Есть основания полагать, что операция была тщательно подготовлена и что взрыв в приемной полковника Нольте — одно из ее звеньев. Взрыв должен был отвлечь часть сил, ответственных за охрану тюрьмы. Это обстоятельство затруднило своевременную задержку группы. Однако в настоящее время принимаются самые энергичные меры. Лазутчики вместе с Захаровым скрылись на грузовой машине — полуторатонке, принадлежавшей жандармскому управлению. (Она была похищена двумя неопознанными мужчинами и одной женщиной.) Машину видели на улицах Бисмарка и Церковной. Вдогонку посланы два взвода мотоциклистов. Есть основания полагать, что часть нападавших скрылась в городе. Близлежащие кварталы оцеплены. Ведется тщательное расследование.
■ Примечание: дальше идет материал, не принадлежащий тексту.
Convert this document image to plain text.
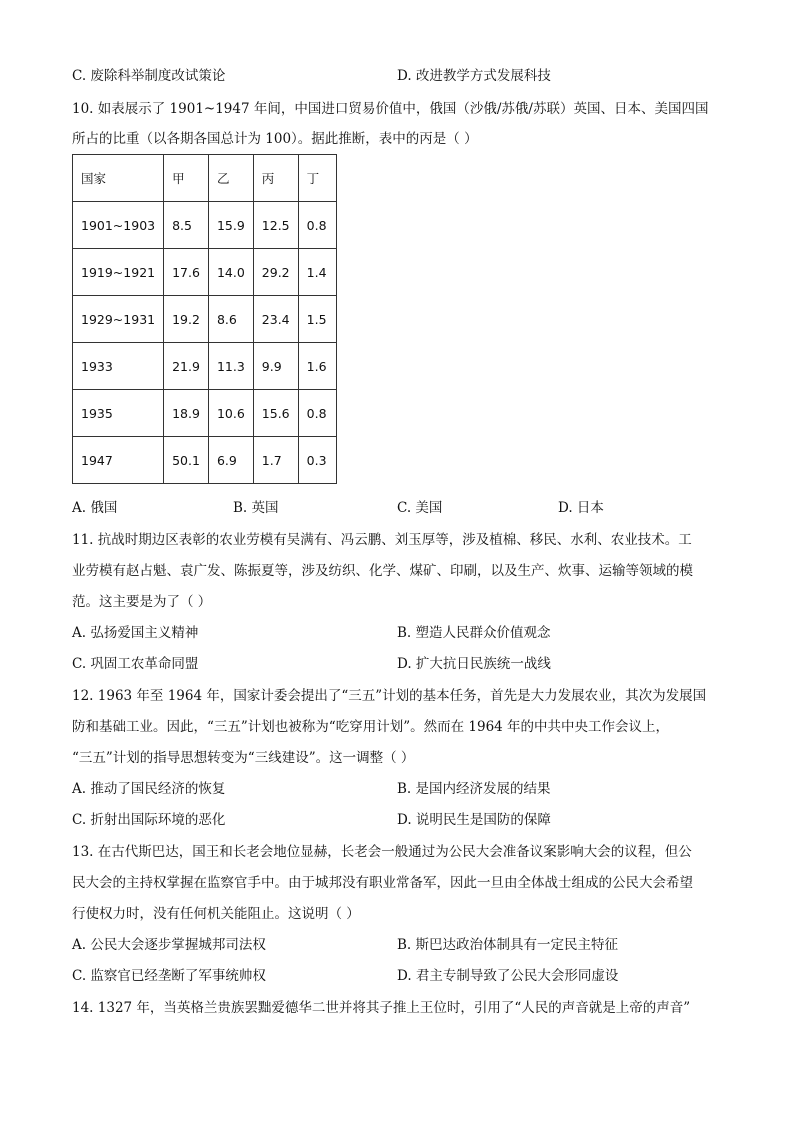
C. 废除科举制度改试策论	D. 改进教学方式发展科技
10. 如表展示了 1901~1947 年间，中国进口贸易价值中，俄国（沙俄/苏俄/苏联）英国、日本、美国四国
所占的比重（以各期各国总计为 100）。据此推断，表中的丙是（ ）
国家	甲	乙	丙	丁
1901~1903	8.5	15.9	12.5	0.8
1919~1921	17.6	14.0	29.2	1.4
1929~1931	19.2	8.6	23.4	1.5
1933	21.9	11.3	9.9	1.6
1935	18.9	10.6	15.6	0.8
1947	50.1	6.9	1.7	0.3
A. 俄国	B. 英国	C. 美国	D. 日本
11. 抗战时期边区表彰的农业劳模有吴满有、冯云鹏、刘玉厚等，涉及植棉、移民、水利、农业技术。工
业劳模有赵占魁、袁广发、陈振夏等，涉及纺织、化学、煤矿、印刷，以及生产、炊事、运输等领域的模
范。这主要是为了（ ）
A. 弘扬爱国主义精神	B. 塑造人民群众价值观念
C. 巩固工农革命同盟	D. 扩大抗日民族统一战线
12. 1963 年至 1964 年，国家计委会提出了“三五”计划的基本任务，首先是大力发展农业，其次为发展国
防和基础工业。因此，“三五”计划也被称为“吃穿用计划”。然而在 1964 年的中共中央工作会议上，
“三五”计划的指导思想转变为“三线建设”。这一调整（ ）
A. 推动了国民经济的恢复	B. 是国内经济发展的结果
C. 折射出国际环境的恶化	D. 说明民生是国防的保障
13. 在古代斯巴达，国王和长老会地位显赫，长老会一般通过为公民大会准备议案影响大会的议程，但公
民大会的主持权掌握在监察官手中。由于城邦没有职业常备军，因此一旦由全体战士组成的公民大会希望
行使权力时，没有任何机关能阻止。这说明（ ）
A. 公民大会逐步掌握城邦司法权	B. 斯巴达政治体制具有一定民主特征
C. 监察官已经垄断了军事统帅权	D. 君主专制导致了公民大会形同虚设
14. 1327 年，当英格兰贵族罢黜爱德华二世并将其子推上王位时，引用了“人民的声音就是上帝的声音”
О ходе его руководство службы будет получать регулярную информацию».
Пропиталась кровью торопливо наложенная на лоб Приможа Чобана повязка. Прерывается дыхание. Бондаренко, сидящий за рулем, гонит машину по проселочной дороге к реке, к спасительной Ворскле, за которой — свои. Кусает губы каждый раз, когда подпрыгивает на ухабах машина. Бондаренко смотрит на словенца, и нога сама тянется к тормозу, но, если их обнаружат до переправы — конец не только Приможу. Впился глазами в дорогу. Жуткая темень кругом.